I exchange a surprised look with Ben. Apparently, she’s going to be more useful than we thought.
“Right, can you show us where it is?” asked Ben. We all followed her to it, and I have to say, it WAS a good base.
“Just a quick question-” began Lily. “Why didn’t you camp there, since it’s such a good base?”
Maria replied, “Bandits, plus I need access to food, but as it’s only one night for us, at least I think it is…” She trails off.
Lily nods in understanding.
Huh. I knew this thirteen year old was smart, but Maria also seemed sort of.. world-wise.

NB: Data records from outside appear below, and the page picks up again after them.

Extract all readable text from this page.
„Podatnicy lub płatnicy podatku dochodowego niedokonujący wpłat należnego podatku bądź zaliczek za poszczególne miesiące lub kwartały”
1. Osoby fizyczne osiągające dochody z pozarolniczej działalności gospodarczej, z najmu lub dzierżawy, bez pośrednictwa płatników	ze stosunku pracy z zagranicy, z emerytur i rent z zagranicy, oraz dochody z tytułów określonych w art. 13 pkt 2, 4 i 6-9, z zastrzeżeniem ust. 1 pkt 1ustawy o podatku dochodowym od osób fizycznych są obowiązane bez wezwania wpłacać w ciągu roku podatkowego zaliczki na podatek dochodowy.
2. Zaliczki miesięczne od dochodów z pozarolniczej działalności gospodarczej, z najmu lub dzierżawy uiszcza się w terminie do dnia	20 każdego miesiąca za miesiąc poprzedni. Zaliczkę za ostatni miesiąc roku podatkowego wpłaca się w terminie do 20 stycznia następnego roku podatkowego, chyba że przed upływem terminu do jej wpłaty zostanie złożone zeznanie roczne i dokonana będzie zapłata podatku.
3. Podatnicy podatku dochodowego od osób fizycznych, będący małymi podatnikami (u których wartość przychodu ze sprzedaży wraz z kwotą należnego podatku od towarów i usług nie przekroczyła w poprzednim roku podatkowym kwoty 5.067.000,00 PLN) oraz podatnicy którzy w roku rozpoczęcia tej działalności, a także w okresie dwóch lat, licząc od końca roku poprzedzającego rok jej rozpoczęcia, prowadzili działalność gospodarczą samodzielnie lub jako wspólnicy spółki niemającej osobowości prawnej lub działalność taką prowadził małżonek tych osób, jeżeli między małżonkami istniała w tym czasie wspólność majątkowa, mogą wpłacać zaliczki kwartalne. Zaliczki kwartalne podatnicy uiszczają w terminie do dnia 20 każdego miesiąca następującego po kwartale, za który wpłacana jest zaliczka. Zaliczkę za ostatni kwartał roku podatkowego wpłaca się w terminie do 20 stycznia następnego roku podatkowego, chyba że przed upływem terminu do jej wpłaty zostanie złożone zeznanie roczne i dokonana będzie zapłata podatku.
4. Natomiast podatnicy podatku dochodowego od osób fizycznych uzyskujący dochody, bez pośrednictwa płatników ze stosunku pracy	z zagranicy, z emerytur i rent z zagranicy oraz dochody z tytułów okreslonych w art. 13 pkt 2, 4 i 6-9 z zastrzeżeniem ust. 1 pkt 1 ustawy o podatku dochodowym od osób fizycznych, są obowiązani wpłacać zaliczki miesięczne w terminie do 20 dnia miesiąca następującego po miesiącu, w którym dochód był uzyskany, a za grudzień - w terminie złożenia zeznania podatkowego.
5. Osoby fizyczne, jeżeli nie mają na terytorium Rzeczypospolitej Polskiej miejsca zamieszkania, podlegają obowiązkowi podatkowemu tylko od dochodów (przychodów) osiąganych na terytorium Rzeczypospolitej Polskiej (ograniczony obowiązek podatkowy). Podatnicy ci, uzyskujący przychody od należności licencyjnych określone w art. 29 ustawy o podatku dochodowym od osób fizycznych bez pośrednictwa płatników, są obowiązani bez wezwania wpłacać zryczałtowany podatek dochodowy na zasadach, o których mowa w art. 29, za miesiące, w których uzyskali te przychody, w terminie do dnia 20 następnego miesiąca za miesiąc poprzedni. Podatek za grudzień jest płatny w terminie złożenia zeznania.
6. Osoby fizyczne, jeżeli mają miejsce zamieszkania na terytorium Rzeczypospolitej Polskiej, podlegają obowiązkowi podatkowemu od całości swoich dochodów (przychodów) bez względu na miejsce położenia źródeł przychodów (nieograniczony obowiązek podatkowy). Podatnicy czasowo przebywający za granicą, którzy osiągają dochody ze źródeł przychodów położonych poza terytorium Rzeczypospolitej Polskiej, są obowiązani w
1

Almost too much so, like the innocence had been taken from her before she had a chance to grow up normally.
Anyways, we grab a bit of food and all our weapons from our underground base before disguising the entrance.
Before the sun sets, I pull out the strange document we found in Perlin City. I study it for any pattern, any at all, when Maria suddenly speaks up from near my elbow.
“DEK341, I wonder what that means. And why d’you think they’d have those words on the top of the paper but gibberish in the main part of it?”
I jump and very nearly drop something over the edge of the tower. “H-how can you read those symbols?”
She looks, confused, at me. “It’s just English….”
I look right back at her. “No, it’s not. It’s in t
he same language as the rest of the paper, if it IS a language.”
Her brow furrows. “You really don’t see the title DEK341 on the top of the paper?”
I shake my head, exchanging a meaningful look at Ben. How could she have learned how to read that?
Wait a second.. DEK341. Could that have anything to do with the enigmatic message ‘DEK is to blame’ printed on walls and told to us by complete strangers?
That’s when the sun set, and everyone but Maria began sniping from the tower. I didn’t have a chance to reflect over what had just happened, what with ‘DEK’ and her reading the message. We stave them off relatively easily, and Maria goes to sleep.
All of us (except, obviously, Maria) take turns sleeping. One person sleeps at a time, the other three are watching for zombies.